Hawke’s Bay centre Bill Davis appeared for his club side Taradale against Ngatapa.
Davis played 53 games, including 11 tests, for the All Blacks between 1963 and 1970.
Team selectors thought highly enough of East Coast 18-year-old Buff Milner to pick him for the match featuring Maoridom’s best players of 1964.
In August of the same year, the East Coast faithful nearly blew the roof off the new grandstand at Whakarua Park when Milner scored a try against the Wallabies in the tourists’ only appearance on the Coast.
Australia won the match 28-3.
Milner toured Australia with the New Zealand Under-23 team in 1964.
He became an “honorary white” when selected to tour South Africa in 1970 with the first All Black side to the republic who weren’t “all white”.
Then playing provincial rugby for Counties, Milner played 16 tour matches, including the third test.
Other All Blacks who appeared in the Nathan-Walsh match were:
• Auckland centre Ron Rangi, who played 10 tests, scoring three tries. He was known for having issues with New Zealand Rugby Football Union officials and was once suspended from rugby for unspecified reasons. Rangi was awarded the Tom French Cup, still a prestigious award today, for Best Maori Player in 1964 and 1965. Walsh, Nathan and Herewini also won the Tom French Cup twice.
• Bay of Plenty’s Fijian-born 1967 All Black lock Arthur Jennings. Onlooker said Jennings was “the best forward on the field”.
Maori All Blacks who played in the match included Poverty Bay’s own Sonny Rutene. He played 10 games for New Zealand Maori, including a match against the 1959 British Lions. Rutene also played for Poverty Bay-East Coast against the Lions in 1959 and 1966, and was the third Bay player to play 100 first-class matches.
Other Maori All Blacks to play in the game included:
— Alby Prior, a star player of his era despite being controversially overlooked by the All Black selectors. He played 85 games for Auckland from 1956 to 1964.
— Auckland and Bay of Plenty representative Jim Maniapoto who, according to Onlooker, “showed a lot of pace and one crushing run”, and his brother Huri.
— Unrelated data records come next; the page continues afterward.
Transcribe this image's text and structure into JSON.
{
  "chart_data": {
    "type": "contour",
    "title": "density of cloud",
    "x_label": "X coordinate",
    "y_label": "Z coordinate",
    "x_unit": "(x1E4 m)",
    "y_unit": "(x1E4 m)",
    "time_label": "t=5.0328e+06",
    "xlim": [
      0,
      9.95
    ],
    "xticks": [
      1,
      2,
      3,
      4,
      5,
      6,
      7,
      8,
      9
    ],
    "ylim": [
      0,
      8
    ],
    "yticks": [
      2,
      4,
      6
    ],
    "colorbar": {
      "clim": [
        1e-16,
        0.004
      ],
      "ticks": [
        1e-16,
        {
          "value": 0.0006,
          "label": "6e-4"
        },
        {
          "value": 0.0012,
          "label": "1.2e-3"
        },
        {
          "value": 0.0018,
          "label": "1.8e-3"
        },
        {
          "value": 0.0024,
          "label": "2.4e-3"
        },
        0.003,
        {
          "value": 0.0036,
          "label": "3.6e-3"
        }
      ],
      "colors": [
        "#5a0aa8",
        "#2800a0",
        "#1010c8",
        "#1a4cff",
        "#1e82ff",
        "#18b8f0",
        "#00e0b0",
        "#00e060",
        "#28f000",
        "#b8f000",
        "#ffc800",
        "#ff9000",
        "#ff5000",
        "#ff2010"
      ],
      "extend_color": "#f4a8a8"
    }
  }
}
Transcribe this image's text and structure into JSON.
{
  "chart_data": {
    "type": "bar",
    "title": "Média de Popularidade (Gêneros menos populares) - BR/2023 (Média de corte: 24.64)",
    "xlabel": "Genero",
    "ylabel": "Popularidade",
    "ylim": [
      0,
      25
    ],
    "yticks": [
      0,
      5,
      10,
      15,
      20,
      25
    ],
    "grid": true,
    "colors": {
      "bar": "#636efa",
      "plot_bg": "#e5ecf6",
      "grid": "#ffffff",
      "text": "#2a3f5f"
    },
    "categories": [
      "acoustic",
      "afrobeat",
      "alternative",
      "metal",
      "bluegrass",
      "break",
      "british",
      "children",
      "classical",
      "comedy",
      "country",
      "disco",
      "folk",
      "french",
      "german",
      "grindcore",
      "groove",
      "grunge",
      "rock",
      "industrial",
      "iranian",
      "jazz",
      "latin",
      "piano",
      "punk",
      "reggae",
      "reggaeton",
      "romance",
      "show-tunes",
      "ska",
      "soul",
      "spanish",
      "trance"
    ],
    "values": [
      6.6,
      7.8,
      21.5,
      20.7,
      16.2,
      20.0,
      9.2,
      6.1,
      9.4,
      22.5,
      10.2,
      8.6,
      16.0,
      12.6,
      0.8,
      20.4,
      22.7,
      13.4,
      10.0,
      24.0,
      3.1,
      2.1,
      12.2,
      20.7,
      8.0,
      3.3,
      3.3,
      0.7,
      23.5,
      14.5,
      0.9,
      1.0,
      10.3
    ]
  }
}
A third brother, Manu, also played for the Maori All Blacks.
— Waikato prop John Porima.
Another local talent who appeared was fullback Haupai Henare, who played the previous season for the Fred Allen-coached Auckland side who lost the Ranfurly Shield in 1963 after 26 defences.
Onlooker wrote that Henare “looked more venturesome on attack than he had looked in previous Gisborne appearances”.
The GMC player was selected later in 1964 for the New Zealand Under-23 tour of Australia. He kicked 43 points in five games to be the top scorer of the tour.
Henare was an All Black trialist in 1965 and also played for East Coast and King Country.
Two other players from the match, subsequently better known outside of rugby, were noted woodchopper Rugby Edwards and future New Zealand First leader and deputy prime minister Winston Peters.
Edwards, who played prop for the Pat Walsh XV, broke the world record for the standing 12-inch chop in Gisborne only two months before the match.
Peters, playing at centre for the Waka Nathan XV, scored two tries and “showed pace and enterprise”.
Two prominent Poverty Bay players who did not appear in the charity match were second five-eighth Johnny Collins and winger Pat Ransley.
The two toured Fiji later in 1964 with the Maori All Blacks. Both had good excuses for missing the big Gisborne match.
They were in Wellington helping their club side Marist defend the (North Island Marist) Spillane Cup.
Ransley scored two tries and Collins one (playing at centre) in their 23-6 semifinal victory over Rotorua Marist, but Gisborne Marist lost the final against Wellington Marist 32-6.
Collins went on to play one test against Australia in 1964 and two against the 1965 Springboks.
Ransley is still Poverty Bay’s record try-scorer with 25 tries.